Quoting Tvrtko Ursulin (2020-07-13 13:22:19)
> 
> On 09/07/2020 13:07, Chris Wilson wrote:
> > Quoting Tvrtko Ursulin (2020-07-09 12:59:51)
> >>
> >> On 09/07/2020 12:07, Chris Wilson wrote:
> >>> Quoting Tvrtko Ursulin (2020-07-09 12:01:29)
> >>>>
> >>>> On 08/07/2020 16:36, Chris Wilson wrote:
> >>>>> Quoting Tvrtko Ursulin (2020-07-08 15:24:20)
> >>>>>> And what is the effective behaviour you get with N contexts - emit N
> >>>>>> concurrent operations and for N + 1 block in execbuf?
> >>>>>
> >>>>> Each context defines a timeline. A task is not ready to run until the
> >>>>> task before it in its timeline is completed.
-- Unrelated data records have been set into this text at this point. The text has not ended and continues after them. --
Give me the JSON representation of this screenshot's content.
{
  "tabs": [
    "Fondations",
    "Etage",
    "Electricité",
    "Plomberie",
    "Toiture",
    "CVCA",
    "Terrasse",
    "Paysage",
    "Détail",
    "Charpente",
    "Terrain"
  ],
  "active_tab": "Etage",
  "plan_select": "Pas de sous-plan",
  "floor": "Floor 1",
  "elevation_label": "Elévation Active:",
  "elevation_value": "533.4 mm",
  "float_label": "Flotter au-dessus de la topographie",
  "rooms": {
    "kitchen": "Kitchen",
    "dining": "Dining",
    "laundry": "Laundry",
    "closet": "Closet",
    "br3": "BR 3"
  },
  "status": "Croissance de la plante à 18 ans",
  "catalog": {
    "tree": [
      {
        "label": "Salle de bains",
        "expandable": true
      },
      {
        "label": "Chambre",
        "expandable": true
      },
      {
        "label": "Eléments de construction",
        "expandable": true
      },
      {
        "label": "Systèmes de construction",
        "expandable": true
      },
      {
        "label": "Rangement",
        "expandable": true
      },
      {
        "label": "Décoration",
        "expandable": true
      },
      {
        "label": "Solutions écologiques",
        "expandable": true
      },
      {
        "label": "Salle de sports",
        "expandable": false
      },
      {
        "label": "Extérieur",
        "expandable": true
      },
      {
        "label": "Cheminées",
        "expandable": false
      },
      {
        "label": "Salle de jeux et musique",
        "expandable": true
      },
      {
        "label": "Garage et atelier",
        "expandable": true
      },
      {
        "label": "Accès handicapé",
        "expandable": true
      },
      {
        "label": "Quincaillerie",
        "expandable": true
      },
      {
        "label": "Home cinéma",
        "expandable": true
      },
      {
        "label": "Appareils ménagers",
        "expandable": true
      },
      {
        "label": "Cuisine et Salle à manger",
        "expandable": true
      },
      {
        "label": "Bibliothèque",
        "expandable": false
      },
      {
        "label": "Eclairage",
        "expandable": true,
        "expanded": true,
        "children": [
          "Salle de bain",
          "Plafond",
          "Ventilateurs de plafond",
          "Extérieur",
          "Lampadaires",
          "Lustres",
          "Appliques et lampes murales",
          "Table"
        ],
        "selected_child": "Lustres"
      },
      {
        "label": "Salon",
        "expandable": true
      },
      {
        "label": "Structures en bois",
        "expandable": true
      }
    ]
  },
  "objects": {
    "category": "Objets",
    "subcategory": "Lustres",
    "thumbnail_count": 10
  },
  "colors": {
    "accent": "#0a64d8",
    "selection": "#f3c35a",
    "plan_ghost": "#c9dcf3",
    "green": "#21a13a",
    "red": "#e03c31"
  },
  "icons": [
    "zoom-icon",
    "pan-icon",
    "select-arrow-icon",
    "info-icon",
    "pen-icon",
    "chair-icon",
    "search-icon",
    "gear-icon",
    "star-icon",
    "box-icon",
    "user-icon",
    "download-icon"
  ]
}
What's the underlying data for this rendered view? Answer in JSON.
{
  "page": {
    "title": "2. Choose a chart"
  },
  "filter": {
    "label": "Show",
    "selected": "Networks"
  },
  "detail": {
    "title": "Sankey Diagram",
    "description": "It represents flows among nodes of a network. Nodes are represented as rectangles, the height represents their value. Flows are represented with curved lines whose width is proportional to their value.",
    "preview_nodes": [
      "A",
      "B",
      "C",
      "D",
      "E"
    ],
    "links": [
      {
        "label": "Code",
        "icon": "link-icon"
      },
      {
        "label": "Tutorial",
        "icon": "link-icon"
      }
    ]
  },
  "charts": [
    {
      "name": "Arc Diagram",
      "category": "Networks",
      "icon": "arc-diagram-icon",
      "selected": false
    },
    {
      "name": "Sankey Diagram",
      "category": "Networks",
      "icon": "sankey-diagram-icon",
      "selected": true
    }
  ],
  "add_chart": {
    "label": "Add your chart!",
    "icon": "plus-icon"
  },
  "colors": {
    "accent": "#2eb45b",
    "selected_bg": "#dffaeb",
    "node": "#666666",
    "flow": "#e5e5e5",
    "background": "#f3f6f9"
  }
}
So we don't block in
> >>>>> execbuf, the scheduler waits until the request is ready before putting
> >>>>> it into the HW queues -- i.e. the number chain of fences with everything
> >>>>> that entails about ensuring it runs to completion [whether successfully
> >>>>> or not, if not we then rely on the error propagation to limit the damage
> >>>>> and report it back to the user if they kept a fence around to inspect].
> >>>>
> >>>> Okay but what is the benefit of N contexts in this series, before the
> >>>> work is actually spread over ctx async width CPUs? Is there any? If not
> >>>> I would prefer this patch is delayed until the time some actual
> >>>> parallelism is ready to be added.
> >>>
> >>> We currently submit an unbounded amount of work. This patch is added
> >>> along with its user to restrict the amount of work allowed to run in
> >>> parallel, and also is used to [crudely] serialise the multiple threads
> >>> attempting to allocate space in the vm when we completely exhaust that
> >>> address space. We need at least one fence-context id for each user, this
> >>> took the opportunity to generalise that to N ids for each user.
> >>
> >> Right, this is what I asked at the beginning - restricting amount of
> >> work run in parallel - does mean there is some "blocking"/serialisation
> >> during execbuf? Or it is all async but then what is restricted?
> > 
> > It's all* async, so the number of workqueues we utilise is restricted,
> > and so limits the number of CPUs we allow the one context to spread
> > across with multiple execbufs.
> > 
> > *fsvo all.
> 
> Okay.
> 
> Related topic - have we ever thought about what happens when fence 
> context id wraps? I know it's 64-bit, and even with this patch giving 
> out num_cpus blocks, it still feels impossible that it would wrap in 
> normal use. But I wonder if malicious client could create/destroy 
> contexts to cause a wrap and then how well we handle it. I am probably 
> just underestimating today how big 64-bit is and how many ioctls that 
> would require..

I've had cold sweats. We will get silent glitches. I *don't* think we
will corrupt kernel data and oops, but we will corrupt user data.
-Chris